ABCC9 - ABCC9
АТФ-связывающая кассета, член C 9 подсемейства (ABCC9) также известный как рецептор сульфонилмочевины 2 (SUR2) является АТФ-связывающий кассетный транспортер что у людей кодируется ABCC9 ген.[5][6]
Функция
Белок, кодируемый этим геном, является членом суперсемейства переносчиков АТФ-связывающих кассет (ABC). Белки ABC транспортируют различные молекулы через внеклеточные и внутриклеточные мембраны. Гены ABC делятся на семь отдельных подсемейств (ABC1, MDR / TAP, MRP, ALD, OABP, GCN20, White). Этот белок является членом подсемейства MRP, которое участвует в множественная лекарственная устойчивость. Считается, что этот белок образует АТФ-чувствительные калиевые каналы в сердечных, скелетных, сосудистых и несосудистых гладких мышцах. Структура белка предполагает его роль в качестве субъединицы, регулирующей канал связывания лекарств, внепанкреатических АТФ-чувствительных калиевых каналов. Альтернативная сварка этого гена приводит к нескольким продуктам, два из которых являются результатом дифференциального использования двух концевых экзонов, а один - результатом делеции экзона.[7]

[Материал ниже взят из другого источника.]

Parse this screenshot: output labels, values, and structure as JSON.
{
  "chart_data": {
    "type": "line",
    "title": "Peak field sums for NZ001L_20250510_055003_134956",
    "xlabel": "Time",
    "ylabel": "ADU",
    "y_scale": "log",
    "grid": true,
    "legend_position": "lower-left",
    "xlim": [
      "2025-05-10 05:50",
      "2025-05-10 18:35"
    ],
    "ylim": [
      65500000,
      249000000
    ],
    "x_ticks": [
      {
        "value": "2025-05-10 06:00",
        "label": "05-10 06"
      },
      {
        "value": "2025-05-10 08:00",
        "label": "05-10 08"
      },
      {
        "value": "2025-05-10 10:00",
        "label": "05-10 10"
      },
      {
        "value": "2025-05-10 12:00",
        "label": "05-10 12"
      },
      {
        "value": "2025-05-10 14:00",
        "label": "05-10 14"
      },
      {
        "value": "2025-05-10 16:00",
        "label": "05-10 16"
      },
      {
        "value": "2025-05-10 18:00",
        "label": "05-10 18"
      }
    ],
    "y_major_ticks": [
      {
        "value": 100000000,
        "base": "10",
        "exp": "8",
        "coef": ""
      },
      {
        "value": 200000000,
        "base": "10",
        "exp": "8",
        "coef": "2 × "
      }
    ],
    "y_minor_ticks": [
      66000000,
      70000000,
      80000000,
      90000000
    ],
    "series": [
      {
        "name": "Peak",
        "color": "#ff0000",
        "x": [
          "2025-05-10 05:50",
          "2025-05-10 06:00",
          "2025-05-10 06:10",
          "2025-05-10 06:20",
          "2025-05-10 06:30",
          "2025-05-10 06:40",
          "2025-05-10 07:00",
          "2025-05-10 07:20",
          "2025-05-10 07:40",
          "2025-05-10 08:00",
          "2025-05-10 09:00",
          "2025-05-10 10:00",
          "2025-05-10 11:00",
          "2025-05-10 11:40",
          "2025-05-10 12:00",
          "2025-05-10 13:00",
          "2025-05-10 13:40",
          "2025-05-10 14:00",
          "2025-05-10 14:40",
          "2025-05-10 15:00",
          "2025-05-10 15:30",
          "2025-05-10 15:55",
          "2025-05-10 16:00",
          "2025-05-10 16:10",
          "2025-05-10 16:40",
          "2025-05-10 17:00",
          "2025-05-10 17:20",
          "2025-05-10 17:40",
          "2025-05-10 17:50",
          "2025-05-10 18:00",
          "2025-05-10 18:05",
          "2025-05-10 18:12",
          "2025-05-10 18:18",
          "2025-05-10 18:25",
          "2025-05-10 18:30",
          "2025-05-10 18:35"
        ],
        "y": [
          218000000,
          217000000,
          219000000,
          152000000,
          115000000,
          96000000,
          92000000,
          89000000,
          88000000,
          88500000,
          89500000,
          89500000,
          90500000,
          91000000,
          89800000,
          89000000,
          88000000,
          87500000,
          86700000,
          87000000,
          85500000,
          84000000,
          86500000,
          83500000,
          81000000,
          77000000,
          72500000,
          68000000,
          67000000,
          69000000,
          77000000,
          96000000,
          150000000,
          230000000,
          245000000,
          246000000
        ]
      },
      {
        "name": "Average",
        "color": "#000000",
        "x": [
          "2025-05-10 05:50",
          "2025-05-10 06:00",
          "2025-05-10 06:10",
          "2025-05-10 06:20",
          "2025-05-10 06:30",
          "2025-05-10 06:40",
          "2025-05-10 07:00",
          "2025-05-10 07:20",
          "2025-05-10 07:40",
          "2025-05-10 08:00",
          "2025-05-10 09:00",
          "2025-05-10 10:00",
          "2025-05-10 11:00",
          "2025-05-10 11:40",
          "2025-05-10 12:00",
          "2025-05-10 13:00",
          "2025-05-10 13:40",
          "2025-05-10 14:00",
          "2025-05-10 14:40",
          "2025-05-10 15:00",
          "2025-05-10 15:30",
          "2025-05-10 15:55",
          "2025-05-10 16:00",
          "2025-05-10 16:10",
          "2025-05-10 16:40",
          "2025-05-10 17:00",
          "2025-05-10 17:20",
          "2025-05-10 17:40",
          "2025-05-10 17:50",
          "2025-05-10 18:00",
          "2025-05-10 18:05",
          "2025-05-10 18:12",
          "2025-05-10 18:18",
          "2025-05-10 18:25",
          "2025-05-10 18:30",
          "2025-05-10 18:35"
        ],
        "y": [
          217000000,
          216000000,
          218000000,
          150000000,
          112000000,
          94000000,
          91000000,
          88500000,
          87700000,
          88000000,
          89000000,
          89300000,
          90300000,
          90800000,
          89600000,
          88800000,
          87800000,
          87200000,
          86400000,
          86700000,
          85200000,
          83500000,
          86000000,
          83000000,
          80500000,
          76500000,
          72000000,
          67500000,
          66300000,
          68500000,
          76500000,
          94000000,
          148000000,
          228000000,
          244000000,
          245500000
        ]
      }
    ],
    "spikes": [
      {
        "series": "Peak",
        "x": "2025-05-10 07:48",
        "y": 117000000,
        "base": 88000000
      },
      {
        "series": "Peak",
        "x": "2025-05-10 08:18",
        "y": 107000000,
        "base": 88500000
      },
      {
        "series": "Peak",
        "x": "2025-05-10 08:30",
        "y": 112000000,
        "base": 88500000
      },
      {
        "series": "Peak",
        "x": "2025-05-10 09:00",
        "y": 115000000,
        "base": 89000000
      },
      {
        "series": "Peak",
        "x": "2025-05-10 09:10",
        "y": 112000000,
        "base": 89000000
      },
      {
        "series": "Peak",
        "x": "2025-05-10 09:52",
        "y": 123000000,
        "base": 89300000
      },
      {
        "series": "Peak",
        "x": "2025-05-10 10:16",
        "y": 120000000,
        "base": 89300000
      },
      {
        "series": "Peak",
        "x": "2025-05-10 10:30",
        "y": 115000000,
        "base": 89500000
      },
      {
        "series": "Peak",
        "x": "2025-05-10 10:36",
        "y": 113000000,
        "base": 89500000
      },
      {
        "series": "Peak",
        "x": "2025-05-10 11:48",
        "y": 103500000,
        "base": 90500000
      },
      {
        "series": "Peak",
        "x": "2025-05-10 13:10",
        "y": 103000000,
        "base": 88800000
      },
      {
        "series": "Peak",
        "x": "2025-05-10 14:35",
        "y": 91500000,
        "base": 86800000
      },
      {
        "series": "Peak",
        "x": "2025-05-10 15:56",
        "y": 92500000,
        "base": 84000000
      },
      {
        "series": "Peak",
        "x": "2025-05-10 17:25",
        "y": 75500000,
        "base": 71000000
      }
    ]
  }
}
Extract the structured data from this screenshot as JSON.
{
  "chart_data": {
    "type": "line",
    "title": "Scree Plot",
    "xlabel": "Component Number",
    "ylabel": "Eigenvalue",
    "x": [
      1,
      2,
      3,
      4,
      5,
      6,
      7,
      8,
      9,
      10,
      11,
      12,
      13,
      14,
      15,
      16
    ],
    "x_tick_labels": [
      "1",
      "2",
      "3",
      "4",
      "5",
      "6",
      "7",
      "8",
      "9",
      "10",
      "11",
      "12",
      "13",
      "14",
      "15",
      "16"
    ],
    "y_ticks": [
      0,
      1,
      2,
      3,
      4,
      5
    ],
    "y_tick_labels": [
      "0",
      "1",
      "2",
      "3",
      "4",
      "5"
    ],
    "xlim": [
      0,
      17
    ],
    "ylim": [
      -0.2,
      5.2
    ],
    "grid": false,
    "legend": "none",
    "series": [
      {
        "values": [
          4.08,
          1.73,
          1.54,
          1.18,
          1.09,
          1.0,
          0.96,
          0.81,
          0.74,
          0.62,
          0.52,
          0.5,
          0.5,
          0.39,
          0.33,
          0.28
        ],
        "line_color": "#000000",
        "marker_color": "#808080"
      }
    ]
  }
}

- SUR2A - использует экзон 38A
- SUR2B - использует экзон 38B
- SUR-delta-14 - без экзона 14 и использует экзон 38A
Клиническое значение
Ген был связан с дилатационная кардиомиопатия и Синдром Канту.[6][8]
Вариант также был связан примерно с 25 минутами больше спать в сутки у человека; его отсутствие было связано с сокращением сна на три часа в день у плодовых мух.[9][10]
Смотрите также
Рекомендации
- ^ а б c ГРЧ38: Ансамбль выпуск 89: ENSG00000069431 - Ансамбль, Май 2017
- ^ а б c GRCm38: выпуск Ensembl 89: ENSMUSG00000030249 - Ансамбль, Май 2017
- ^ "Справочник человека по PubMed:". Национальный центр биотехнологической информации, Национальная медицинская библиотека США.
- ^ "Ссылка на Mouse PubMed:". Национальный центр биотехнологической информации, Национальная медицинская библиотека США.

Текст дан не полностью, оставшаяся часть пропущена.